Mi parlò del libro che aveva pubblicato da poco e, quando capii che narrava una storia di immigrazione, una storia vera di un medico palestinese che ancor oggi lavora presso l’ospedale di Vigevano, pensai subito “SI… questa è da presentare!!”

Chi parla oggi in Lomellina di immigrazione?

Inziai le ricerche tra i miei contatti e Adriano mi indicò una cooperativa sociale di Mortara che si occupa dell’accoglienza e dell’integrazione delle persone immigrate, in cerca di asilo e ancor più di un popolo che possa dar loro una speranza di futuro.
E poi ancora pensai ad associazioni laiche operanti nella zona e chiamai subito la dott.ssa Barettoni di Oltremare a Vigevano.

Ve lo ricordate “Natale con Mohamed”? Ce lo raccontava Gianni Cordone quasi 30 or sono, quando i primi nuclei di comunità oltremare, provenienti soprattutto da Marocco e Tunisia, si stanziarono anche a Vigevano e zone limitrofe, in cerca di un lavoro e una vita migliore.

Oggi molti vengono coi barconi dalla Libia e cercano asilo in terre di pace.

Un paese adeguatamente civile dovrebbe occuparsi non solo della loro accoglienza, bensì anche della loro integrazione e del riuscire ad offrire loro una possibilità di vita e di futuro.

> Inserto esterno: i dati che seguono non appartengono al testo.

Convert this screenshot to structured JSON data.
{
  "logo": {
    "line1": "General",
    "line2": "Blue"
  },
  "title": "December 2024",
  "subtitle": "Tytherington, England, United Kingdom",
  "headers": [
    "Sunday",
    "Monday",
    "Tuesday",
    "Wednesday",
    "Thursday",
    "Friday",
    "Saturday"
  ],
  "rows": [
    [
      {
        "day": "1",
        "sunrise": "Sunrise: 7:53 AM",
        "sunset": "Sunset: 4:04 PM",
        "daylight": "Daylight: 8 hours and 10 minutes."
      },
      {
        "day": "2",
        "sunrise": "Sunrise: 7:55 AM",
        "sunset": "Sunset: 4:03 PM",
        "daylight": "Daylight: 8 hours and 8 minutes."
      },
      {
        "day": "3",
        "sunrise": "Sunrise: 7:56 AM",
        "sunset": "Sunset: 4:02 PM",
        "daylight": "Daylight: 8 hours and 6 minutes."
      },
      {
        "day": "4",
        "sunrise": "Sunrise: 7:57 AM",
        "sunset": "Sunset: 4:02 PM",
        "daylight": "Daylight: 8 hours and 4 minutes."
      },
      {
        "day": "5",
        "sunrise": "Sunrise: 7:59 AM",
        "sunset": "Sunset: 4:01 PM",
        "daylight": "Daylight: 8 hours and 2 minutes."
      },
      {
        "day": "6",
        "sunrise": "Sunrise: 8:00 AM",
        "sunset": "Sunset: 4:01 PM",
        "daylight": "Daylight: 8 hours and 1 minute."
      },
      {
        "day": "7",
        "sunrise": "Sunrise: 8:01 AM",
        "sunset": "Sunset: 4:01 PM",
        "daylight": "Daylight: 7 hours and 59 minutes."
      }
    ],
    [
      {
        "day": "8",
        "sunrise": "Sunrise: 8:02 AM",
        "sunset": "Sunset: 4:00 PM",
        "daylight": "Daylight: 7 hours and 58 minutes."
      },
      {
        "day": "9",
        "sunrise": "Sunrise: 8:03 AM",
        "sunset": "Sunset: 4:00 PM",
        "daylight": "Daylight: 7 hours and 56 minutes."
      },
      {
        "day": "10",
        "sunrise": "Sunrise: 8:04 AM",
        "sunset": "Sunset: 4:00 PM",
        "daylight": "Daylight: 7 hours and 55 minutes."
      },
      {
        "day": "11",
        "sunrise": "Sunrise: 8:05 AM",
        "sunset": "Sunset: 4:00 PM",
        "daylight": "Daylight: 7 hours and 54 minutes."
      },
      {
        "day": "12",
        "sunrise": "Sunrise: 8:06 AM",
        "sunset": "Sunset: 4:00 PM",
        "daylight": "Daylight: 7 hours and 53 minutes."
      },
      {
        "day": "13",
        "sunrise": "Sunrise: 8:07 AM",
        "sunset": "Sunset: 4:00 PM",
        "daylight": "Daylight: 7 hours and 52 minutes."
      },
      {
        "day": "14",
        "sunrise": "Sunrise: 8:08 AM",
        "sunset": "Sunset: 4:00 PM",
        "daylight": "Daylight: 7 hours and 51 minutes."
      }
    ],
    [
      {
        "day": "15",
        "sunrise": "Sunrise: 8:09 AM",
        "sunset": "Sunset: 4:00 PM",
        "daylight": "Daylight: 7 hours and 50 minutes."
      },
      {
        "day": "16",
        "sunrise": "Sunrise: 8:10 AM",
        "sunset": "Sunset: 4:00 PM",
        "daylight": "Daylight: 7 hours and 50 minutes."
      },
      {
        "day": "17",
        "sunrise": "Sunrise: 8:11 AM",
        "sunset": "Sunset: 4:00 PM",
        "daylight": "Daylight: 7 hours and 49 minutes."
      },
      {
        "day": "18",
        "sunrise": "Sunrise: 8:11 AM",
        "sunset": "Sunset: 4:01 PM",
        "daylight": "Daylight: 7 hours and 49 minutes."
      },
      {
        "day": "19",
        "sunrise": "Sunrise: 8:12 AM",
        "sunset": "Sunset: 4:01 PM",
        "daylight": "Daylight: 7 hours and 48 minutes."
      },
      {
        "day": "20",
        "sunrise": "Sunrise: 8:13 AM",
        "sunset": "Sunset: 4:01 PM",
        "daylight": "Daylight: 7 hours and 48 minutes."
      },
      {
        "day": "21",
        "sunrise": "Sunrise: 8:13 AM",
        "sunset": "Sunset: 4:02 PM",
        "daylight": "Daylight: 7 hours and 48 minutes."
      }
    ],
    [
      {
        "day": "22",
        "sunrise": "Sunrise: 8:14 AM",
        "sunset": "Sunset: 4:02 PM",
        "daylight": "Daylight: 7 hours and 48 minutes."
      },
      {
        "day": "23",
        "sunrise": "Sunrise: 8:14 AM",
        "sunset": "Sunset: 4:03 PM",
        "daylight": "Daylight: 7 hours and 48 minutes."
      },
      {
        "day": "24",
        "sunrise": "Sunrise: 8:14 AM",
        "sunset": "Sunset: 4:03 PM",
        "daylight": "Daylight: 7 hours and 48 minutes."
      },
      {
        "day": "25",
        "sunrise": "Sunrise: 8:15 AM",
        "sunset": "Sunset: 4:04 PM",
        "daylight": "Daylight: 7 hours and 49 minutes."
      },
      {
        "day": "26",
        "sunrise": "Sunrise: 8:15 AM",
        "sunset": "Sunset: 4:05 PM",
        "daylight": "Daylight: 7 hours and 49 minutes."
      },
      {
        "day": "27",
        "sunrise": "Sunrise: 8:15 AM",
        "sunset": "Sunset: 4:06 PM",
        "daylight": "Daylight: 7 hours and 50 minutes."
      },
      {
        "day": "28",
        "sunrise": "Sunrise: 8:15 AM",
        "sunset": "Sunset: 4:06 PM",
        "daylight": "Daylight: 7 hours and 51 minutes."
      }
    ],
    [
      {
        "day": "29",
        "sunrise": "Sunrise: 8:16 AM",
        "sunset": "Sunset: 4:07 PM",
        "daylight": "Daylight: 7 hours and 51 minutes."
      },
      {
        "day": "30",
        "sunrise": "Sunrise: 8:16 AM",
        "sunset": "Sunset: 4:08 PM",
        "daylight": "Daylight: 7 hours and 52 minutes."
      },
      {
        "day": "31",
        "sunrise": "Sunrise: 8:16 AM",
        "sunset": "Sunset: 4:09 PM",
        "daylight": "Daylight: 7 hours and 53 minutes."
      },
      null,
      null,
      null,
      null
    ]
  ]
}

Paghiamo le tasse da anni per arricchire le tasche della casta e per finanziare le guerre delle superpotenze, oppure le paghiamo per il futuro di tutte e di tutti?

Dalle barriere alzate nel nord Europa, a quelle issate nei singoli Comuni e ancor più nelle nostre menti, abbiamo pensato di organizzare insieme un momento di riflessione e dibattito su quella criticità che oggi troppi vedono solo come un problema: l’immigrazione.

E se si parlasse di ricchezza e di valore aggiunto che queste persone ci portano?

Parliamo di questo, ma facciamo anche festa ascoltando alcune loro musiche e danze, perché vogliamo offrire loro un’opportunità… non un’altra guerra!

Isabella Vierzi
Presidente comitato Biblioteca Comunale di Cassolnovo

CORRUZIONE IN LOMBARDIA, FERRERO E PATTA (PRC): “SCOPIAMO VIA MARONI, IL RESPONSABILE POLITICO: DIMISSIONI!”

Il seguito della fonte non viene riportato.